We Have Never Been Material.
Andrew Cochrane 2007 - Page 5
SO HOW WERE THINGS? (Continued)
The absence of basins in other passage tombs is equally as interesting as their presence.
The eastern tomb at Knockroe does not contain a basin, but does have a
bowl-shaped pit in the floor of the end/terminal chamber that either could
have incorporated a basin that was later removed (O'Sullivan 1995, 21), or
alternatively was dug to simulate some of the actions of a basin. For
instance, cremated remains may have been placed in the pit to facilitate a
journey, or liquids may have been pored into the pit to assist in activation
of the chamber itself. The lack of basins in the majority of Irish passage
tombs suggests that their inclusion was particular to the location and
requirements of specific sites, rather than as part of an island-wide
passage tomb ‘blue-print'.
The stone objects in passage tombs may have embodied other places and other times,
radiating some of their essences through presence or by appropriating their
influences. The placement of these parts into a passage tomb with cremated
remains may have served to further project them into the cosmos or
alternative relationships (Fowler 2004, 140). Certainly, the process of
cremation may have facilitated the release of some elements to the heavens.
Such engagements may have been viewed by some as acts of renewal and
regeneration, especially if associated with engraved imagery and connections
with other realms (physical or otherwise). The placement of material objects
in passage tombs upon the floors and in the chambers would have created
temporal sequential layers, with early deposits being recognisable.
These acts would have generated a textured and sublime
bricolage (Thomas
1990, 175; 1999, 79), a ‘cosmoscape' of variant parts: stone, earth, clay,
bone, pottery, chalk, antler, ash, charcoal, and plant matter. The notion of
mixed and textured layering is enhanced when one also includes the
sequential application of motifs upon the stones. Each of these elements
would continually be (re)understood, reformed and re-aligned through use and
fluid change (Shanks 1992, 190). Such performances would render the passage
tombs locations as ‘technologies of disclosure' (Brittain, 2006) and
revelation within spheres of activity that often overlap (Thomas 1996, 178).
As such, the repetition of resembling artefacts in Irish passage tombs is
more than the marking of similarities; it is also the growth and
magnification of differences via quantities and placements.
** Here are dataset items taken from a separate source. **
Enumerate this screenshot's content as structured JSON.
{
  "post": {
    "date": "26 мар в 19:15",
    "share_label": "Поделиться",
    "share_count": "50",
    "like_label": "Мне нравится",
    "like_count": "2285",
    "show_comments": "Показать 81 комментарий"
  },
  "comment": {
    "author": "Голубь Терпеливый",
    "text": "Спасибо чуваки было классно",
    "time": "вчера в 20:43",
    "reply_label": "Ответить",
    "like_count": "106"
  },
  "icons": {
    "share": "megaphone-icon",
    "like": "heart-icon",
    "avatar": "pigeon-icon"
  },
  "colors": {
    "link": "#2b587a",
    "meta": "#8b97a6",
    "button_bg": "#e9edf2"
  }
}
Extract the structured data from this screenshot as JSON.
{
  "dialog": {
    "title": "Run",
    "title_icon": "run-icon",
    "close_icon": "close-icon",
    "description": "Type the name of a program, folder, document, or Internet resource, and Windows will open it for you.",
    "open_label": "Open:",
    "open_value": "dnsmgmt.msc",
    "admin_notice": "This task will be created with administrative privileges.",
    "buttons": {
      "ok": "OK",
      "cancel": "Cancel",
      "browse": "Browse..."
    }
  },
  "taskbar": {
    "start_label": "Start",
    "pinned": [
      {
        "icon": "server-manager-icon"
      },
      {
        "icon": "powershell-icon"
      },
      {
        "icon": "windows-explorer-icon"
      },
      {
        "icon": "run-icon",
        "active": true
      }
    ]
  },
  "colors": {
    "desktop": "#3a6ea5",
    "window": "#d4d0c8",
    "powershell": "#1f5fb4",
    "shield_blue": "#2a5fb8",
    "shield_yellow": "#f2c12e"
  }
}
By convention sweet and by convention bitter, by convention hot,
by convention cold, by convention colour: but in reality atoms and void. Democritus
The sensory qualities of particular substances seem to have played a role in determining
what materials were employed. For example, the colour of stone seems to have
been important in choosing what went where. In the Boyne Valley complex and Knockroe, the soft
green coloured greywacke was the preferred (although not exclusive) medium
for imagery carved on structural stones (O'Sullivan 1997, 28). The placement
of a pink sandstone orthostat in the western tomb, Knockroe; white quartz
facades, platforms and standing stones in the Boyne Valley
and Loughcrew complexes; and blue carboniferous limestone for the
uprights and roof corbels at Fourknocks I all suggest deliberate combination
and juxtaposition of substances of differing form, colour, texture and
composition. Indeed, the colours of particular stones may have operated in
similar ways as the imagery present (O'Sullivan 1997, 30).
The coloured stones may have performed as agents of external manipulation, forming and
moulding social ideals, through a complex web of relations. Latour's (2000)
example of the Berlin Key demonstrates a similar type of engagement with
material objects. This unique key is designed so that when a person unlocks
the door to a property, they are forced to lock the door behind them in
order to gain entry. In such an interaction, it is the key that determines
the required social action of maintaining security obligations, and not the
resident. In a different context, barbed wire can also determine or
instigate movement and action. The structural stones, especially those of
differing colours and textures, with or without motifs, may equally have
created social interconnections within active and sensuous networks.